Я выхожу на Большой, на проспект Замечательных Недоступных Девушек. Потом сворачиваю на ту линию, где стоит мой дом. Он теперь покрашен в светло желтый цвет. Интересно, кто живет в нашей кафельно изразцовой комнате? Ведь кто нибудь да живет там. Но теперь это трудно узнать. Знакомых там нет, тетя Ыра давно обменялась.

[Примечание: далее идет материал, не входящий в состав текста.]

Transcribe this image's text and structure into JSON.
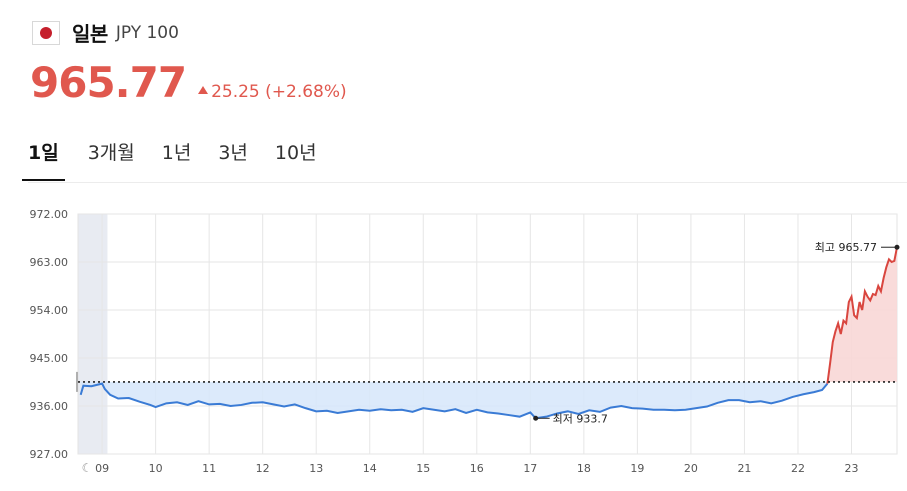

В прошлый Костин приезд мы с ним подвыпили, поехали на Васильевский и хотели было зайти в наше прежнее жилье. Уже дошли до площадки, и тут Костя заявил:
– Чухна, а зачем это? Давай будем думать, что в той комнате обитаем мы. Все четверо, как прежде. Ведь если считать, что время не просто промежуток между двумя событиями, а субстанция, то все существовавшее в прошлом так же реально, как и все существующее в настоящем
Костя остался работать в Челябинске. Он прочно женат, у него тоже взрослые дети, но душевно он мало изменился. Мне даже кажется, что он по прежнему лелеет мечту о прозрачной жизни, только никому не говорит об этом. Почти каждый год, во время отпуска, он приезжает в Ленинград и останавливается у меня. К его приезду Люся запасает «Волжского» – как теперь называется плодоягодное вино. Первый стакан мы пьем молча – за отсутствующих. После второго Костя говорит:
– Люсенда, поставь что нибудь довоенное несовременное.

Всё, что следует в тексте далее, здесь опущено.